For many kids in America, wearing a face mask at school all day is the new normal. Whether it’s in the classroom, hallways, or bathroom, masks are always worn over the mouth and nose.

Most workplaces have also adopted mask policies and social distancing measures. Stores, theatres, gas stations; everywhere we go, there are masks.

As a lot of us have seen, this has changed how we talk to each other. For one, we have to speak louder than before; masks muffle and absorb sounds, making pronunciation more critical than ever before.

I’ve found that wearing masks also changes how we use facial expressions to communicate. Since our noses and mouths are covered, eyes and eyebrows are the only thing that really keeps our faces from being expressionless.

When talking to someone else, sometimes I have to remind myself to move my eyebrows, so they know that I am engaged in what they are saying. I am making facial expressions during the conversation, but the micro expressions are a lot less visible with a mask on.

It feels almost cartoonish to over-exaggerate what faces I make, and I have a feeling that once masks are no longer required, seeing everyone’s facial expressions will take some adjusting to.

Masks are kind of nice for people who have social anxiety; for example, I can lip sync to my music without worrying about who is looking at me. And if you have an RBF, masks are definitely your friend. No one can judge you for looking upset.

I’ve caught myself making a lot really odd faces underneath my mask while walking around campus. I’ll just be moving my face muscles randomly out of boredom. Realizing that people would be able to see me doing all this if it weren’t for my mask makes me laugh. I must look insane!

This got me wondering about how different it will be to talk to people face to face, without masks, after the pandemic has died out (whenever that will be). Will we go back to how things were before, or will we be permanently adjusted to them?
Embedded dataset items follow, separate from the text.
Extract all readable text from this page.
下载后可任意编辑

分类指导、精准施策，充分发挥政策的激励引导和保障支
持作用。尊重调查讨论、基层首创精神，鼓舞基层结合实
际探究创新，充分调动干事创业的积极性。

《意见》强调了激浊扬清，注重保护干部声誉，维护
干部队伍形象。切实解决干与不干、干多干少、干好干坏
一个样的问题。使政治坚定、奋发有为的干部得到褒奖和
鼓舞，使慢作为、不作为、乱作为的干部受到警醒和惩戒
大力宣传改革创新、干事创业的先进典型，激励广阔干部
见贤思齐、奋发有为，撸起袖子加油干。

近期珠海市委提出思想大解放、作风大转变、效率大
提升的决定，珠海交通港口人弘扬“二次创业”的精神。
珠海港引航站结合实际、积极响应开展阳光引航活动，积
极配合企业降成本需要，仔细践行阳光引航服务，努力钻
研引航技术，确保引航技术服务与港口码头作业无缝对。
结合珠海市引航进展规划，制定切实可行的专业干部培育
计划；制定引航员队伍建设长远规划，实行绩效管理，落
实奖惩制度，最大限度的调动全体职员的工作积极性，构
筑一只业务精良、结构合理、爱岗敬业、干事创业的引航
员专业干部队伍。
Seeing the entire face of a stranger weirds me out. I’m so used to only being able to see from the eyes up that seeing noses and chins will feel strange. And since mask mandates are present in almost every county, it has started to feel illegal to me. Like no, full face viewing is not allowed.

Maybe it’s just something I think about, but I am very curious to see how facial masks change the everyday interactions between classmates, employees, customers, and strangers. Will we feel and act normal when the masks are gone? Or will our social circles be forever changed?